One particular lady considered herself a reasonable devout Muslim who had raised her children in the same path. After years of faithfully observing Islam’s five pillars of faith, however, she was forced to come to terms with a terrible realization.
She had no peace in her heart.
All the prayers, reading of scripture, reciting Allah’s many names, attending the mosque had not quieted the restless, anxious stirring in her soul.
She consistently observed these practices because she was afraid of Allah’s wrath and the eternal punishment that might be awaiting her after death, not because she loved him or felt fulfilled by worship. Every act was merely one more attempt to avert endless suffering. It was a depressing recognition of an exhausting, uneasy life.
Her son who loved his mother a great deal soon realized that something was deeply troubling her.
A Rift in the Family
Her son knew several believers who are World Challenge’s partners and lived near the family; he approached them and asked if they would meet with his mother to help her perhaps find some peace.
The team gladly agreed, and they shared the good news of Christ’s work and sacrifice with the family. Both the mother and her daughter accepted Jesus as their savior and Lord that same day. She returned home and told her son what she had done, and he responded, ““If you have peace and if you are happy, stay with Jesus.

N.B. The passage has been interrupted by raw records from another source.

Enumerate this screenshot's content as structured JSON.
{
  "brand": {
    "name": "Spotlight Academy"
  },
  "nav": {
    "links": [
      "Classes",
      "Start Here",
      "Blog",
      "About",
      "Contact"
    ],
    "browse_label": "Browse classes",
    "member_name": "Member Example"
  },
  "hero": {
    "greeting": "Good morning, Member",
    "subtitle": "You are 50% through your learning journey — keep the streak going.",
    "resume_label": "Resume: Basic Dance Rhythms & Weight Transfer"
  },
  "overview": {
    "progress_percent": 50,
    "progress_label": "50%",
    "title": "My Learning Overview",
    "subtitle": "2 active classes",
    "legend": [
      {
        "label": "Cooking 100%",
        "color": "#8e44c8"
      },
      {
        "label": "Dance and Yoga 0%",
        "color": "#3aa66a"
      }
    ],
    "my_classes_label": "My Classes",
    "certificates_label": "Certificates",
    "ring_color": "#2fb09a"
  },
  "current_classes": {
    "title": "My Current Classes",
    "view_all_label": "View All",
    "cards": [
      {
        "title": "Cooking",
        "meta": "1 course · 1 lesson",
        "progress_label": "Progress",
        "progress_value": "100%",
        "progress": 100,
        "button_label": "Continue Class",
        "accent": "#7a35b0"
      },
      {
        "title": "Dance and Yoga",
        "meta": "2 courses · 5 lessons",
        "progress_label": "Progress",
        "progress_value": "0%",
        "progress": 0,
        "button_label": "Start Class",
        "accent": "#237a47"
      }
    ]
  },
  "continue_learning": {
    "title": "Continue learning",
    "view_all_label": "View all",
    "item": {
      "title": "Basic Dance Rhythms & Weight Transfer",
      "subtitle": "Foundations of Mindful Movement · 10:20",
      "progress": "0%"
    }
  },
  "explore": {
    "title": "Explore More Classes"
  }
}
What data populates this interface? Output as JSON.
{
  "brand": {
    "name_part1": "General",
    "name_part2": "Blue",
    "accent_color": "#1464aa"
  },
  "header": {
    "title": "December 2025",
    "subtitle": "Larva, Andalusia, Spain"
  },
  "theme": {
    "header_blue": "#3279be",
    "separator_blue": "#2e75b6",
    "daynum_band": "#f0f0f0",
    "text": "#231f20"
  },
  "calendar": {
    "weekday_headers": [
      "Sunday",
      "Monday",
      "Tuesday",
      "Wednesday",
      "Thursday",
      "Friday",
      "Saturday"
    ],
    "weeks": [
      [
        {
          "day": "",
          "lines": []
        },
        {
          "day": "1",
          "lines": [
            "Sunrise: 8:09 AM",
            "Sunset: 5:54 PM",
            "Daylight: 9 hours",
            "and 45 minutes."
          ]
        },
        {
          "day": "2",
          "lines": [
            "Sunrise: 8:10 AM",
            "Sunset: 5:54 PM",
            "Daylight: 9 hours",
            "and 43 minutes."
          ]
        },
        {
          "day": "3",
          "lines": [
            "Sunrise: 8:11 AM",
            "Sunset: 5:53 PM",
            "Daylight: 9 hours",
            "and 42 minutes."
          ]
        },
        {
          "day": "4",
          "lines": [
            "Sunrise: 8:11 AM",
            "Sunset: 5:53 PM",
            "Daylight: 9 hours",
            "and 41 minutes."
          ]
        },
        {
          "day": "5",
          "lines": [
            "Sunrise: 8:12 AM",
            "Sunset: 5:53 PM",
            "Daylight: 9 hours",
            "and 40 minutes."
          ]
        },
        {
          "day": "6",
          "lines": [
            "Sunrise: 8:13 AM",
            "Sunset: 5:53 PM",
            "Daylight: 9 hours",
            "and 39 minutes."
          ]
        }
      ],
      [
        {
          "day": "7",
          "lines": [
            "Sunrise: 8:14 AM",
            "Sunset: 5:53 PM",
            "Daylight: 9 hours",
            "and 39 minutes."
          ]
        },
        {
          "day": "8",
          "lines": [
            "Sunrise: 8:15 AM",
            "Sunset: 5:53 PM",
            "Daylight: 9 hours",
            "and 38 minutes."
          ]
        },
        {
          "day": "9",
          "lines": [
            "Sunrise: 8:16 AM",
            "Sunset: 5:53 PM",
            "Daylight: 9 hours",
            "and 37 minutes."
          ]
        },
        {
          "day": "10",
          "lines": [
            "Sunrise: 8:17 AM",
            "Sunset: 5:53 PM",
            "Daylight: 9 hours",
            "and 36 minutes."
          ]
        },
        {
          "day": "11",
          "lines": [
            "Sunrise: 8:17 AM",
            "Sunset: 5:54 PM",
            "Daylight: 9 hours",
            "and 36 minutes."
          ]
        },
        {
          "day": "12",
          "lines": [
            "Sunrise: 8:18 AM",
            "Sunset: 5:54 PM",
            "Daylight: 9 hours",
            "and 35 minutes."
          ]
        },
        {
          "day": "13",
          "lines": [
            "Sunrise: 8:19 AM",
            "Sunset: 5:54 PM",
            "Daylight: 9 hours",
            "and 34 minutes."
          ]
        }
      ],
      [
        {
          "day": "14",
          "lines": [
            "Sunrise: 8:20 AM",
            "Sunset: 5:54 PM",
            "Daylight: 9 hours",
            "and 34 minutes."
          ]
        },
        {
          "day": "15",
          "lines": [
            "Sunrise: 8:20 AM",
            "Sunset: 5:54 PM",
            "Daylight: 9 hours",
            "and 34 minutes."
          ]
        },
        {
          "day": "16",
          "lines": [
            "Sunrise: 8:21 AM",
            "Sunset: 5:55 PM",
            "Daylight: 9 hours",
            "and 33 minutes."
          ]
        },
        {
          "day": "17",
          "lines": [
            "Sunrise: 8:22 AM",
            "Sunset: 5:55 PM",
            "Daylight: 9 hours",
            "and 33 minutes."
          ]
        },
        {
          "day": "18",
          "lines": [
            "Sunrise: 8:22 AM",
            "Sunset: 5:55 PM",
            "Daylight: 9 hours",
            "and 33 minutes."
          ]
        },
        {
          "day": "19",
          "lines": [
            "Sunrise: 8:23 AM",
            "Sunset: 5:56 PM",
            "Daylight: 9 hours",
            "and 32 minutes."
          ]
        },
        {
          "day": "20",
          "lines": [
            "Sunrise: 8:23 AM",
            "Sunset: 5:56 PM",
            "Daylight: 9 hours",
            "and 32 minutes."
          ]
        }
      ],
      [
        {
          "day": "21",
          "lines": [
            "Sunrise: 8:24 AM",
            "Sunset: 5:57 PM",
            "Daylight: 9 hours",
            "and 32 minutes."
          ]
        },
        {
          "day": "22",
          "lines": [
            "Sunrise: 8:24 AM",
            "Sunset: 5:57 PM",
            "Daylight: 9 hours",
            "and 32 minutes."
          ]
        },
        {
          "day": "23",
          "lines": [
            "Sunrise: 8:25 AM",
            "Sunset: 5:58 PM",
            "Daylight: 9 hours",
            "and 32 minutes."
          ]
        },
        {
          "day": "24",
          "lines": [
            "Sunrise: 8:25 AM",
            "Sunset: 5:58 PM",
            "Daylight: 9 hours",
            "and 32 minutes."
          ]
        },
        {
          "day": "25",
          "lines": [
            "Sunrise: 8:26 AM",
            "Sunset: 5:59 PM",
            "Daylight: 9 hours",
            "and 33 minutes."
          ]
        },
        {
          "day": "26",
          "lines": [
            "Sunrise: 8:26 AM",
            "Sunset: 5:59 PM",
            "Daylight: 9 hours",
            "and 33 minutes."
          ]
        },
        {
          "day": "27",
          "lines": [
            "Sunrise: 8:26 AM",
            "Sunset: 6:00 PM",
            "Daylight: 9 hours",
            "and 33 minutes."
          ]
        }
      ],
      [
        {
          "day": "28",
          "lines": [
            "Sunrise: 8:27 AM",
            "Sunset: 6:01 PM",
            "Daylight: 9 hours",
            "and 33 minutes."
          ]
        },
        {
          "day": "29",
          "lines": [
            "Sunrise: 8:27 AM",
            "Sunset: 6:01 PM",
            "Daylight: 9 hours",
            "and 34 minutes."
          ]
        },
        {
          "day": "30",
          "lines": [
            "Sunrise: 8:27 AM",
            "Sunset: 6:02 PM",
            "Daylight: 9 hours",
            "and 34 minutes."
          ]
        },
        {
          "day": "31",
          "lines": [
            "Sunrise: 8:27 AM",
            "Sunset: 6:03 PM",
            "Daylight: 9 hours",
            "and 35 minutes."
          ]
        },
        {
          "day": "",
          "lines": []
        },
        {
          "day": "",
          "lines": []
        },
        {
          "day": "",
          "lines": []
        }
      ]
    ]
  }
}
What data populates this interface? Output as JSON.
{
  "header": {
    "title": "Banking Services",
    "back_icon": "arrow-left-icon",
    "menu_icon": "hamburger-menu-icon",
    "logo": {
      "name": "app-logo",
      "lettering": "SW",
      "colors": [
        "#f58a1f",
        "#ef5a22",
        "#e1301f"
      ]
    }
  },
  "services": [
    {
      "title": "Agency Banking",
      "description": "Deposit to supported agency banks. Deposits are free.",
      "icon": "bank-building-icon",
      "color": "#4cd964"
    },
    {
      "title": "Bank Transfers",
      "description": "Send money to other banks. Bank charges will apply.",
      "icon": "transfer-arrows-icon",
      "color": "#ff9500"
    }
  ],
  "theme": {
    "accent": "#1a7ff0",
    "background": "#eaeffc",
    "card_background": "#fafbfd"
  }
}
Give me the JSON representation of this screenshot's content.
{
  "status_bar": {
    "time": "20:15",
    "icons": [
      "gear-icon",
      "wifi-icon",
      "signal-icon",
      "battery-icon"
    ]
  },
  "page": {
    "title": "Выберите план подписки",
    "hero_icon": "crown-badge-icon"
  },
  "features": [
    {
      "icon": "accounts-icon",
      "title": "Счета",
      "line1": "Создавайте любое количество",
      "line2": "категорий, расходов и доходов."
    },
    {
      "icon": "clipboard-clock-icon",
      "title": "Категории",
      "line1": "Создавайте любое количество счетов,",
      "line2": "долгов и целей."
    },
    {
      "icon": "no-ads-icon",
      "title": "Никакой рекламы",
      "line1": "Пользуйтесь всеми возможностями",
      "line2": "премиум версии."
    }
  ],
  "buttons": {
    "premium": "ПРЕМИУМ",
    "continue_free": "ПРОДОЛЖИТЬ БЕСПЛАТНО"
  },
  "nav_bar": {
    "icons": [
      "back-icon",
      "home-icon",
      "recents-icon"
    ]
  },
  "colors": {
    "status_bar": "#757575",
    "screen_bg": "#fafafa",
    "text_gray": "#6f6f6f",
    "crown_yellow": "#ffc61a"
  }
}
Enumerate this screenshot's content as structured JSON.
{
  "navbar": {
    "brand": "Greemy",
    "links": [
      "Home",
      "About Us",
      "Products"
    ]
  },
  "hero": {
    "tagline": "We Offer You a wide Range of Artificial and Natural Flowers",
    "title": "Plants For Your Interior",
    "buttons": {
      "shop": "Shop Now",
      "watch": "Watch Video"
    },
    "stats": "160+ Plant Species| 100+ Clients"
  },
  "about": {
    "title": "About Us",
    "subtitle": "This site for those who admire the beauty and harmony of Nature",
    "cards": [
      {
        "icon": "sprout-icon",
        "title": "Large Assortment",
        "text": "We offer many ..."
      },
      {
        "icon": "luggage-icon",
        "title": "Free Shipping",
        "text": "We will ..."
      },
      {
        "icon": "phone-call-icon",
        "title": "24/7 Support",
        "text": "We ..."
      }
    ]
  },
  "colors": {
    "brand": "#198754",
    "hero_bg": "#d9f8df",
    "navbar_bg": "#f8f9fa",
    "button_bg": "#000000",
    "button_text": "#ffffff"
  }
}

I am not against you.” However, his wife was not so sanguine about this new development.
A fervent Muslim, the daughter-in-law wanted nothing to do with her husband’s mother if she had turned away from Islam. She insisted that her mother-in-law leave.
Like many Asian and Middle Eastern families, parents depend on their children to provide for them in their old age, particularly women who have far fewer opportunities (or none at all) to support themselves alone. For this young lady to ask her mother-in-law to leave their home was essentially a move to forsake her and leave her without provision in the future. The son didn’t want to abandon his mother, but his wife was angry and insistent.
The team is meeting with the family to see if a peaceful resolution can be found so that relationships are not severed. Please join us in praying for this family and that God will demonstrate his power to redeem the daughter-in-law and heal the family!